Project 456703

NKCC2 operates with other transporters in the kidney to reabsorb or excrete salt and water in appropriate quantities. Importantly, high blood pressure (or hypertension) is known to develop when the kidney retains excessive amounts of salts and low sodium concentration (or hyponatremia) in the body when the kidney retains excessive amount of water. Hypertension is a major risk factor for cardiovascular diseases and hyponatremia can be deleterious to neurons in the brain. To date, three main types of NKCC2 have been identified in the kidney. Those that are of interest to us are called "A", "F" and "B". Interestingly, these different types (or variants) are not present in the exact same locations in the kidney and they appear to assume different functions. For instance, "A" could be more important in controlling water reabsorption/excretion, "F" in controlling salt reabsorption/excretion and "B" in controlling renal blood circulation. Diuretics such as Lasix (which are used in the treatment of fluid overload, certain forms of hypertension and hyponatremia) exert their effect by blocking NKCC2, but they act on all three variants indiscriminately and cause several side-effects for this reason. We believe that great benefits could be derived from the inhibition of a single variant at a time not only to improve drug tolerance, but also to obtain more precise effects.

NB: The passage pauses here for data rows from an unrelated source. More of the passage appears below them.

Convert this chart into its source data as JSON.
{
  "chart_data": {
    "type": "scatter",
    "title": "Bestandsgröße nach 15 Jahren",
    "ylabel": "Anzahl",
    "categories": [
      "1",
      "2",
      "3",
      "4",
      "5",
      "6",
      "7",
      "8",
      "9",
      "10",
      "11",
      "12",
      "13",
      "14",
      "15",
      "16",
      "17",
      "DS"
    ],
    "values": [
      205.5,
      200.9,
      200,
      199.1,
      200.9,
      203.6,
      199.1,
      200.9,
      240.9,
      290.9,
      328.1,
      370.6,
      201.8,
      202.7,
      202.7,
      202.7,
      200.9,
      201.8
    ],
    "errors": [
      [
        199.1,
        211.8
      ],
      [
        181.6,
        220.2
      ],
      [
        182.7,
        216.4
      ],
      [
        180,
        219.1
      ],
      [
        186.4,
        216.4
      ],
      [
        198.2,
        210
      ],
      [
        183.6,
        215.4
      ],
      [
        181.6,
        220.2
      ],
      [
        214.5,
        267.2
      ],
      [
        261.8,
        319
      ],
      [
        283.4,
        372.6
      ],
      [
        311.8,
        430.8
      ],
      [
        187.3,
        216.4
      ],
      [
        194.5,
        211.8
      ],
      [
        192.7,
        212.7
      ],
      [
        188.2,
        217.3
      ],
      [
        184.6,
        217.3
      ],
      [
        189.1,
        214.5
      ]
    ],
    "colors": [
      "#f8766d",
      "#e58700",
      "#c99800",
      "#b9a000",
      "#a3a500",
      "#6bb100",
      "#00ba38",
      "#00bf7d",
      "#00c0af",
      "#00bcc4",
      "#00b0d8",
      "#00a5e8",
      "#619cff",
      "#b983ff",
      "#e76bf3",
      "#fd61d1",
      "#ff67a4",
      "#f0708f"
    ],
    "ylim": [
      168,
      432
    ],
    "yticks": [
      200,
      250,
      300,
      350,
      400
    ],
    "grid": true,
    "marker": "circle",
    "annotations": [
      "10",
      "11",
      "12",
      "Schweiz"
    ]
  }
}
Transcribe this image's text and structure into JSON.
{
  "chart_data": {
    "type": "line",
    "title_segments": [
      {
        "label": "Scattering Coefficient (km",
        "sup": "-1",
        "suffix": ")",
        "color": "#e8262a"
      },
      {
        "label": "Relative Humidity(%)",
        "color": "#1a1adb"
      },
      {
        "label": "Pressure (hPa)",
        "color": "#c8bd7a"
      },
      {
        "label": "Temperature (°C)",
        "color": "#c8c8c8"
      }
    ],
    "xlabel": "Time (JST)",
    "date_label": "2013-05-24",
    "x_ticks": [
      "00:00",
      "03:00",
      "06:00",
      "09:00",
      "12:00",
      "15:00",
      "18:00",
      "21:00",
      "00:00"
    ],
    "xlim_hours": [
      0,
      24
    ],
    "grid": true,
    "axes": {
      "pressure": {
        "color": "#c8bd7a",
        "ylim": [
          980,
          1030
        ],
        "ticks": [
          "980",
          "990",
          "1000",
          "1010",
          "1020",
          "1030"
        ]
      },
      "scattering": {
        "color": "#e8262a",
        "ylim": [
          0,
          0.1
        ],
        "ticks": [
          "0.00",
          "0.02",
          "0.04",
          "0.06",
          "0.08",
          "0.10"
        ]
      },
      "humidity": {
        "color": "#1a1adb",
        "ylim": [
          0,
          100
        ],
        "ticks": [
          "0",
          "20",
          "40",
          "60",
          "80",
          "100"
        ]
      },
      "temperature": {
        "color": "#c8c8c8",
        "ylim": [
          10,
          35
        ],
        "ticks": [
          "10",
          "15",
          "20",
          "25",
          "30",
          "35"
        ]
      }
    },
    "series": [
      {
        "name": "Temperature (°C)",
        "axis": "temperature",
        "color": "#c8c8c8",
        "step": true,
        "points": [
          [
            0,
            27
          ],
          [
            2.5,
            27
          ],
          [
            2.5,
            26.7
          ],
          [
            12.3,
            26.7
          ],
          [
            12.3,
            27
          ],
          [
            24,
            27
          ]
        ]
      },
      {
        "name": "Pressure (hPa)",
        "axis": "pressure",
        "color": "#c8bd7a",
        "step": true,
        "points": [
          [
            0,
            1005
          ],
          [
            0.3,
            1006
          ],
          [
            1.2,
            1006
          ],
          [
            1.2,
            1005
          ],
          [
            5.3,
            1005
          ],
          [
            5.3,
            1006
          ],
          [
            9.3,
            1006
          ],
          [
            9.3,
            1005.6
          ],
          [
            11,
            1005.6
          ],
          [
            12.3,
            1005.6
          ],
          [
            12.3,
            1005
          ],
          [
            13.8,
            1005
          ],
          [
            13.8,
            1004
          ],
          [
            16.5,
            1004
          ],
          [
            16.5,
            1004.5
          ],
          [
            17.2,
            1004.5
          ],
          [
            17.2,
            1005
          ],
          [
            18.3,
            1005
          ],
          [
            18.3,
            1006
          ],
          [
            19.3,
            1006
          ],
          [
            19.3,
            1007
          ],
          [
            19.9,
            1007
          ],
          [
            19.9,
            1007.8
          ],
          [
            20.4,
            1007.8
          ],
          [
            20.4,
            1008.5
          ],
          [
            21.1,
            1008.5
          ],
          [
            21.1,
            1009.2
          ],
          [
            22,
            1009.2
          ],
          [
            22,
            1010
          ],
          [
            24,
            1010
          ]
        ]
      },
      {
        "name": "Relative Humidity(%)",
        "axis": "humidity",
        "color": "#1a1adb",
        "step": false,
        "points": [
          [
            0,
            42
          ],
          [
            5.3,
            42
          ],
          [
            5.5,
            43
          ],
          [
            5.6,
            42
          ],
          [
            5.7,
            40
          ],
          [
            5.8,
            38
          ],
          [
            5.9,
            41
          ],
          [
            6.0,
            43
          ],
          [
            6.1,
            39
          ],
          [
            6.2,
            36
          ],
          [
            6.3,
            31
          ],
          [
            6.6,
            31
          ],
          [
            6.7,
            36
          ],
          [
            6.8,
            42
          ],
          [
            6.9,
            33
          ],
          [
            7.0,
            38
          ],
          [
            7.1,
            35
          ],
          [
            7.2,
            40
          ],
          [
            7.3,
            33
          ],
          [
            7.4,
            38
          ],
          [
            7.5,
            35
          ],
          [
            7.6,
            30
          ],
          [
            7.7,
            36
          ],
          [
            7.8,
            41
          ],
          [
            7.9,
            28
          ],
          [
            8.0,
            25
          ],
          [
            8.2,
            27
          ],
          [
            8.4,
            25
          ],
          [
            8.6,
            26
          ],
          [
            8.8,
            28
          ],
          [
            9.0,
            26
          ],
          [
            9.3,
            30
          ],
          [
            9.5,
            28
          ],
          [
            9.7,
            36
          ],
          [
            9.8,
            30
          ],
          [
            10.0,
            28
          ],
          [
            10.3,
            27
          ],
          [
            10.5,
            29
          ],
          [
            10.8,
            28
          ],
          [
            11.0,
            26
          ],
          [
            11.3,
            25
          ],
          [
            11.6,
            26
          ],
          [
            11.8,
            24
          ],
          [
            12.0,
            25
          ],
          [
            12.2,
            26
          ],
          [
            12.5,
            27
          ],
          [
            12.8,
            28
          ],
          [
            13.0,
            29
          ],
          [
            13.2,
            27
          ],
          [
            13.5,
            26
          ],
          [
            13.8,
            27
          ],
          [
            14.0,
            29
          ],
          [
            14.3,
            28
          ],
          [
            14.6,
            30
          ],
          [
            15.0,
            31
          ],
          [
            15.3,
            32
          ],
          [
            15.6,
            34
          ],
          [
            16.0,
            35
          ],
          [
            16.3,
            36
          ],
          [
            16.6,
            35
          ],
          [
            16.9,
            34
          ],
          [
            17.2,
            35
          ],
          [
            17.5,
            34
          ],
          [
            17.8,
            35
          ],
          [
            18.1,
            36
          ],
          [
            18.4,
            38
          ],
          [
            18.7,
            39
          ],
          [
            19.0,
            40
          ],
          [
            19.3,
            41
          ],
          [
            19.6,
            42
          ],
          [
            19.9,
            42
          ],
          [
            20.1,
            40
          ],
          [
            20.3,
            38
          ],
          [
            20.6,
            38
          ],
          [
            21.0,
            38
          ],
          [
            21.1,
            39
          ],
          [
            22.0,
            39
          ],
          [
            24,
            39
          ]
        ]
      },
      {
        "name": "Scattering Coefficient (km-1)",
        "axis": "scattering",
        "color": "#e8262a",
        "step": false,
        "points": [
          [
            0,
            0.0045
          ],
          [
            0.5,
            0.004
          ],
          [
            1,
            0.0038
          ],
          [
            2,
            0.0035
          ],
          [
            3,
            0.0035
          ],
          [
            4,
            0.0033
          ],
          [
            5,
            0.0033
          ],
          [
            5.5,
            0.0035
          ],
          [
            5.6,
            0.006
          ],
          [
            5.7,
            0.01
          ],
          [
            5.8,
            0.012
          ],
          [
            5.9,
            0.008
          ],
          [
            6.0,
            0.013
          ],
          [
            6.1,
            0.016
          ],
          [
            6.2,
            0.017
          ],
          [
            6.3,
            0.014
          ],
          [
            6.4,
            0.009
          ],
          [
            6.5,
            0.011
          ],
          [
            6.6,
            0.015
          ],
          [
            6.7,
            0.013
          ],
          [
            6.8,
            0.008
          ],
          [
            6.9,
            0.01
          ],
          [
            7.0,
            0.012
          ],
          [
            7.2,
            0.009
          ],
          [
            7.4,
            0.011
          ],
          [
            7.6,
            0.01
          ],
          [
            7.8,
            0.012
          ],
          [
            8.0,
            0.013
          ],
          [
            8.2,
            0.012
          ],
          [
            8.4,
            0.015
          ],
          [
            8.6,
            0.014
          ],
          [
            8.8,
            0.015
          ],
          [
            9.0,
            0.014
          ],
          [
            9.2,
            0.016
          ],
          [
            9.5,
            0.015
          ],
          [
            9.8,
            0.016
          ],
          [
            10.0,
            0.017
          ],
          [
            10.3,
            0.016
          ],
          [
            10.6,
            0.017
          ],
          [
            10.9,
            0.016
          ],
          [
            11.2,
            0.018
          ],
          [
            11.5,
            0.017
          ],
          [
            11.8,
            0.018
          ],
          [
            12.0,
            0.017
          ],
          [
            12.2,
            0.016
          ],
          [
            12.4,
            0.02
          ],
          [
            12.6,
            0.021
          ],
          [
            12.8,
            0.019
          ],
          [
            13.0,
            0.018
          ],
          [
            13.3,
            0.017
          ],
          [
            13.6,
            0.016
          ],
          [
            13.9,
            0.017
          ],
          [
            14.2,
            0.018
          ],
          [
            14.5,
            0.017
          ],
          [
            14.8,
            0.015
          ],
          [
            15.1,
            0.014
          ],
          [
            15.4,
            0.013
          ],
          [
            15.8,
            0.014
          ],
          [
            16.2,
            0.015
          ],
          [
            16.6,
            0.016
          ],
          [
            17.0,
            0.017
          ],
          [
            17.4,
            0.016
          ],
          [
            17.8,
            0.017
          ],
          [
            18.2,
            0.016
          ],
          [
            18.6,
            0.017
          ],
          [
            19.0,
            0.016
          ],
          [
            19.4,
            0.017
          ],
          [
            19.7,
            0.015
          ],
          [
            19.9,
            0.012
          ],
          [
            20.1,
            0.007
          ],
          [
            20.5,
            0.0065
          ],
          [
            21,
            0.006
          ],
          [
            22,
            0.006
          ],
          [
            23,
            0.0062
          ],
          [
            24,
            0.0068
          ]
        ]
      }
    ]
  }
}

For instance, blocking "A" could be useful in preventing water retention, "F" in preventing salt retention and "B" in improving renal blood circulation. The purpose of this proposal is to study: 1) the role of each variant in great detail through animal models in which only one of the variants is missing and 2) the structure of these variants to determine whether certain regions could be targeted by specific drugs eventually. A refined knowledge of how NKCC2 works in the kidney could lead to the identification of well-tolerated interventions to halt the progression of many clinical disorders.